DHHS Files Application With Feds to Require MaineCare Recipients to Work
People who receive MaineCare — the state’s version of Medicaid — may soon have to work and pay monthly premiums in order to get benefits.
Maine’s Department of Health and Human Services officially filed an application this week to the federal government to make those changes. Critics say Maine’s plan would erect barriers to health care that will drive up costs for everyone.
If DHHS’s waiver application is approved, people who receive MaineCare would be required to work 20 hours a week, pay monthly premiums and chip in $10 if they go to an emergency department for a nonemergency issue. The goal, according to DHHS, is to preserve its limited financial resources for the neediest and to encourage financial independence and personal responsibility for health.

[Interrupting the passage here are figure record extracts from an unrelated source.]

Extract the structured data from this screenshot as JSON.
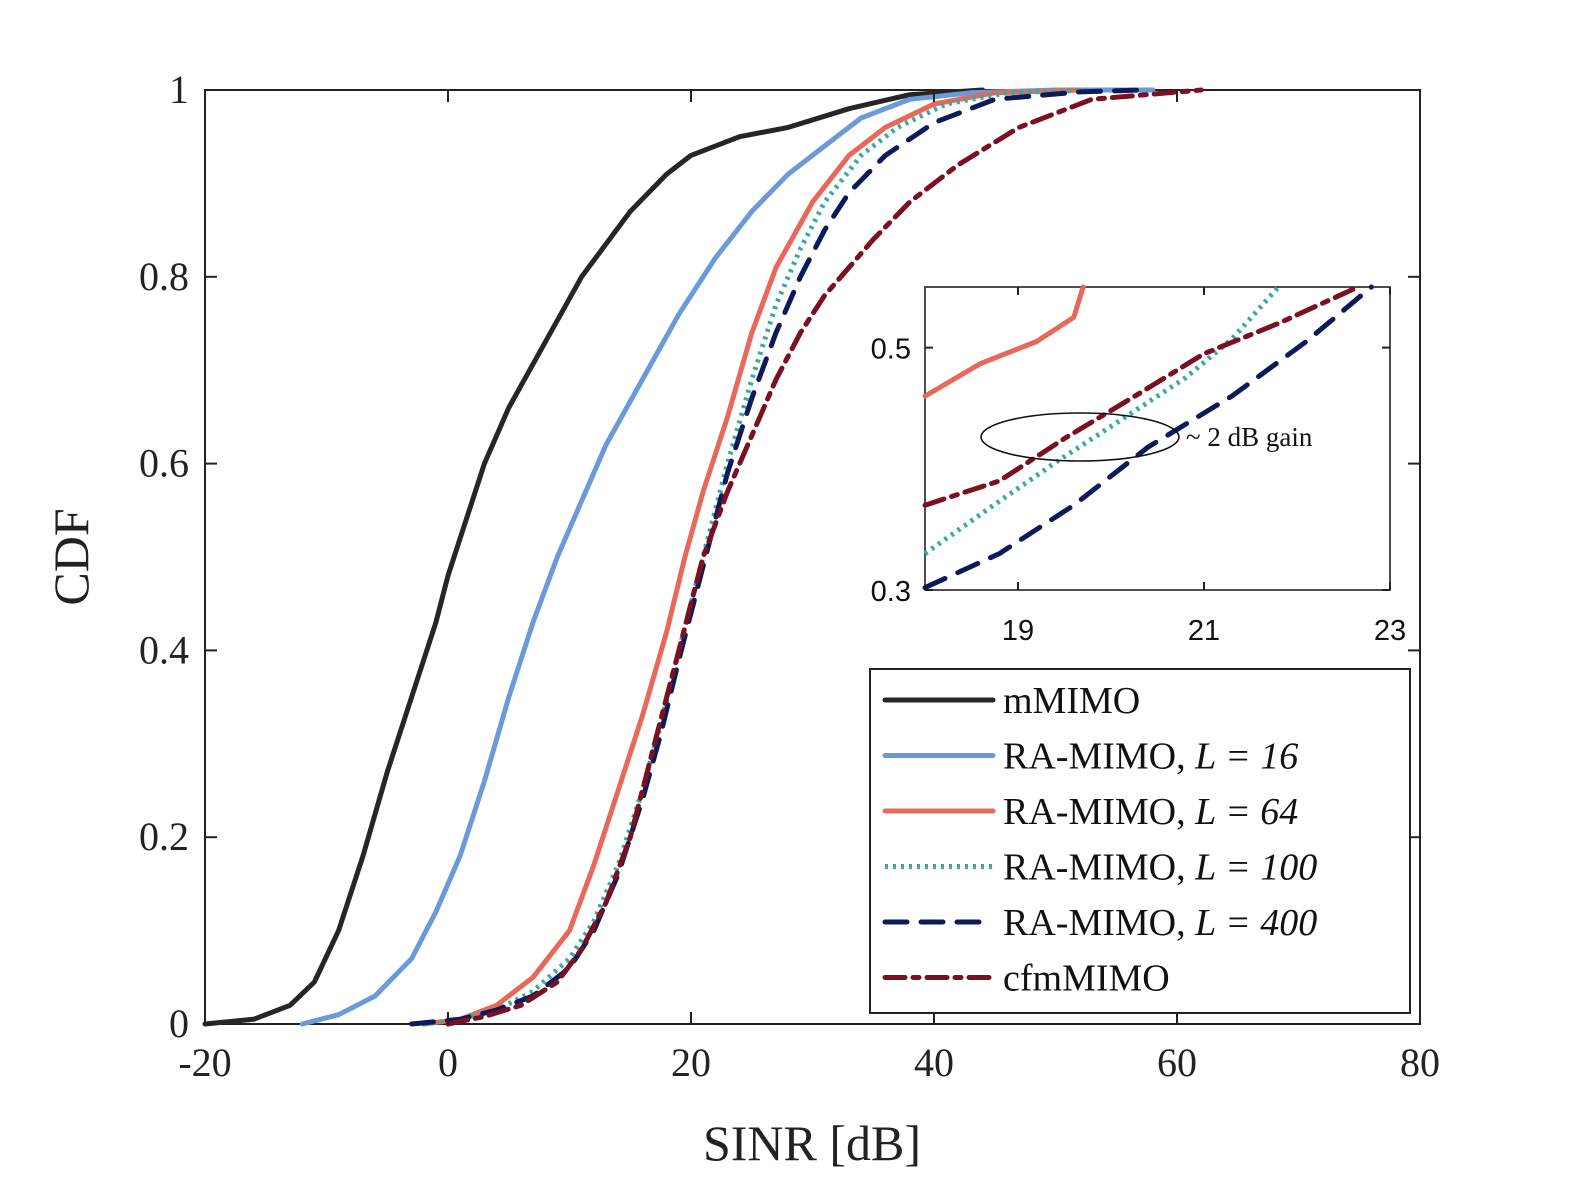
{
  "chart_data": {
    "type": "line",
    "title": "",
    "xlabel": "SINR [dB]",
    "ylabel": "CDF",
    "xlim": [
      -20,
      80
    ],
    "ylim": [
      0,
      1
    ],
    "xticks": [
      "-20",
      "0",
      "20",
      "40",
      "60",
      "80"
    ],
    "yticks": [
      "0",
      "0.2",
      "0.4",
      "0.6",
      "0.8",
      "1"
    ],
    "grid": false,
    "legend_position": "bottom-right",
    "series": [
      {
        "name": "mMIMO",
        "legend_label": "mMIMO",
        "color": "#262626",
        "style": "solid",
        "x": [
          -20,
          -16,
          -13,
          -11,
          -9,
          -7,
          -5,
          -3,
          -1,
          0,
          1.5,
          3,
          5,
          8,
          11,
          15,
          18,
          20,
          24,
          28,
          33,
          38,
          44
        ],
        "y": [
          0,
          0.005,
          0.02,
          0.045,
          0.1,
          0.18,
          0.27,
          0.35,
          0.43,
          0.48,
          0.54,
          0.6,
          0.66,
          0.73,
          0.8,
          0.87,
          0.91,
          0.93,
          0.95,
          0.96,
          0.98,
          0.995,
          1.0
        ]
      },
      {
        "name": "RA-MIMO, L = 16",
        "legend_label": "RA-MIMO, ",
        "legend_math": "L = 16",
        "color": "#6a9bd8",
        "style": "solid",
        "x": [
          -12,
          -9,
          -6,
          -3,
          -1,
          1,
          3,
          5,
          7,
          9,
          11,
          13,
          16,
          19,
          22,
          25,
          28,
          31,
          34,
          38,
          43,
          50,
          58
        ],
        "y": [
          0,
          0.01,
          0.03,
          0.07,
          0.12,
          0.18,
          0.26,
          0.35,
          0.43,
          0.5,
          0.56,
          0.62,
          0.69,
          0.76,
          0.82,
          0.87,
          0.91,
          0.94,
          0.97,
          0.99,
          0.997,
          1.0,
          1.0
        ]
      },
      {
        "name": "RA-MIMO, L = 64",
        "legend_label": "RA-MIMO, ",
        "legend_math": "L = 64",
        "color": "#e8685a",
        "style": "solid",
        "x": [
          -2,
          1,
          4,
          7,
          10,
          12,
          14,
          16,
          18,
          19.5,
          21,
          23,
          25,
          27,
          30,
          33,
          36,
          40,
          45,
          52
        ],
        "y": [
          0,
          0.005,
          0.02,
          0.05,
          0.1,
          0.17,
          0.25,
          0.33,
          0.42,
          0.5,
          0.57,
          0.65,
          0.74,
          0.81,
          0.88,
          0.93,
          0.96,
          0.985,
          0.997,
          1.0
        ]
      },
      {
        "name": "RA-MIMO, L = 100",
        "legend_label": "RA-MIMO, ",
        "legend_math": "L = 100",
        "color": "#3aa8a4",
        "style": "dotted",
        "x": [
          -2,
          1,
          4,
          7,
          10,
          12,
          14,
          16,
          17.5,
          19,
          21,
          23,
          25,
          27,
          29,
          31,
          34,
          37,
          41,
          46,
          53
        ],
        "y": [
          0,
          0.005,
          0.015,
          0.035,
          0.07,
          0.11,
          0.17,
          0.25,
          0.32,
          0.4,
          0.5,
          0.6,
          0.69,
          0.77,
          0.83,
          0.88,
          0.93,
          0.96,
          0.985,
          0.997,
          1.0
        ]
      },
      {
        "name": "RA-MIMO, L = 400",
        "legend_label": "RA-MIMO, ",
        "legend_math": "L = 400",
        "color": "#0c1a5a",
        "style": "dashed",
        "x": [
          -3,
          1,
          4,
          7,
          10,
          12,
          14,
          16,
          17.5,
          19,
          21,
          23,
          25,
          27,
          29,
          31,
          33,
          36,
          40,
          45,
          52,
          57
        ],
        "y": [
          0,
          0.005,
          0.015,
          0.03,
          0.06,
          0.1,
          0.16,
          0.24,
          0.31,
          0.39,
          0.49,
          0.59,
          0.67,
          0.74,
          0.8,
          0.85,
          0.89,
          0.93,
          0.965,
          0.99,
          0.998,
          1.0
        ]
      },
      {
        "name": "cfmMIMO",
        "legend_label": "cfmMIMO",
        "color": "#7b1020",
        "style": "dashdot",
        "x": [
          0,
          3,
          6,
          9,
          11,
          13,
          15,
          17,
          19,
          21,
          23,
          25,
          27,
          29,
          31,
          33,
          35,
          38,
          42,
          47,
          53,
          62
        ],
        "y": [
          0,
          0.008,
          0.02,
          0.045,
          0.08,
          0.13,
          0.2,
          0.3,
          0.4,
          0.5,
          0.57,
          0.63,
          0.69,
          0.74,
          0.78,
          0.81,
          0.84,
          0.88,
          0.92,
          0.96,
          0.99,
          1.0
        ]
      }
    ],
    "inset": {
      "xlim": [
        18,
        23
      ],
      "ylim": [
        0.3,
        0.55
      ],
      "xticks": [
        "19",
        "21",
        "23"
      ],
      "yticks": [
        "0.3",
        "0.5"
      ],
      "annotation": "~ 2 dB gain",
      "series_points": {
        "RA-MIMO, L = 64": {
          "x": [
            18,
            18.6,
            19.2,
            19.6,
            19.7
          ],
          "y": [
            0.46,
            0.487,
            0.505,
            0.525,
            0.55
          ]
        },
        "RA-MIMO, L = 100": {
          "x": [
            18,
            18.7,
            19.4,
            20.1,
            20.8,
            21.3,
            21.8
          ],
          "y": [
            0.33,
            0.368,
            0.405,
            0.44,
            0.475,
            0.507,
            0.55
          ]
        },
        "RA-MIMO, L = 400": {
          "x": [
            18,
            18.8,
            19.6,
            20.4,
            21.3,
            22.1,
            22.8
          ],
          "y": [
            0.302,
            0.33,
            0.37,
            0.418,
            0.46,
            0.505,
            0.55
          ]
        },
        "cfmMIMO": {
          "x": [
            18,
            18.8,
            19.5,
            20.3,
            21.0,
            21.8,
            22.6
          ],
          "y": [
            0.37,
            0.39,
            0.425,
            0.462,
            0.495,
            0.52,
            0.548
          ]
        }
      }
    }
  }
}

“Well they sound nice, but what are they doing to achieve that? Charging people who have no money a premium or a copayment for using the emergency department?” says Jack Comart with Maine Equal Justice Partners, an advocacy group for low-income Mainers.

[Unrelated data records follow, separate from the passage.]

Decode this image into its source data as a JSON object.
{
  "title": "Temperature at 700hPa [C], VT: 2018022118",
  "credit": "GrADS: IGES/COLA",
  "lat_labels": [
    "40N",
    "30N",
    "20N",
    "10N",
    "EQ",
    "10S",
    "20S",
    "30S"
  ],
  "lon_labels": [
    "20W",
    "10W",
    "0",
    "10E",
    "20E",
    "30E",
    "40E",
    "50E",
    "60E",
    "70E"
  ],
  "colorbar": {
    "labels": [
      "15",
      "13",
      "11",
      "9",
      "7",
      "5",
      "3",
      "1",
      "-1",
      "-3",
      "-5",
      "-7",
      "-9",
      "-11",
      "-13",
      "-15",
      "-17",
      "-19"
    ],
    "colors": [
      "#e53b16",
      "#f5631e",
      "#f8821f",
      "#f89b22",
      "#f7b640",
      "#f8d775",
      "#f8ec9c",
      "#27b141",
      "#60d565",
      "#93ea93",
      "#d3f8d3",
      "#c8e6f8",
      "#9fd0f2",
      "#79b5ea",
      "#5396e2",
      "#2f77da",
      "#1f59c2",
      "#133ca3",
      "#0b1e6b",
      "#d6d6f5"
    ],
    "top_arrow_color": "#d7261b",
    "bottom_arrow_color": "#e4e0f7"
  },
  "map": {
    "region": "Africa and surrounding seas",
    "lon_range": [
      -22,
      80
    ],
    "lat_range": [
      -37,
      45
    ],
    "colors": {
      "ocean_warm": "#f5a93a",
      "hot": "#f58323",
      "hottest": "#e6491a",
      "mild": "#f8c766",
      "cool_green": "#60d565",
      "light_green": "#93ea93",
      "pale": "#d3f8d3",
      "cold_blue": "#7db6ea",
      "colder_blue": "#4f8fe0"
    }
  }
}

The waiver Maine is seeking, known as the 1115 waiver, is to test new ideas to improve health care and lower costs. But Comart says Maine’s proposal is for an old idea that doesn’t work.
“There’s 40 years of research on charging premiums and copays to low-income individuals, and it consistently shows that they lose eligibility,” he says.
DHHS announced its intentions earlier this year and held two public hearings in May. The comments they received prompted some changes.
In its final application, DHHS lowered monthly premiums to a maximum of $40 a month versus nearly $70. It expanded the pool of people who would be exempt from work requirements. The Department also removed a penalty to pay for missed appointments.
But the changes are not enough to sway people like Marty Sabol, board president of the Maine Primary Care Association.
“To be eligible for MaineCare, you’re basically living very close to the poverty line anyway. And to put these extra cost burdens on people who really don’t have the money has the effect of canceling their health insurance coverage,” he says.
Sabol sees this as an effort by the LePage administration to further reduce the number of people on MaineCare. David Winslow of the Maine Hospital Association says that may save the state money, but it will shift costs to others.
“The number of people on MaineCare is down by 76,000 people from the last time we checked in the last five years. And during that same period, this has shown a dramatic increase in hospital uncompensated care. It’s grown by about $124 million in the past six years,” he says.
The cost of that uncompensated care, Winslow says, ultimately gets shifted to consumers who have insurance.
Maine is one of about a half-dozen GOP-led states seeking approval to tighten eligibility requirements for Medicaid. Democratic U.S. Rep. Chellie Pingree of Maine’s 1st District called Maine’s waiver request “nonsensical” in a written response, saying it would cause undue harm to the most vulnerable. She says she’ll convey her concerns to the Centers for Medicare and Medicaid Services.
Comart says if Maine’s application is approved, Maine Equal Justice Partners will file suit.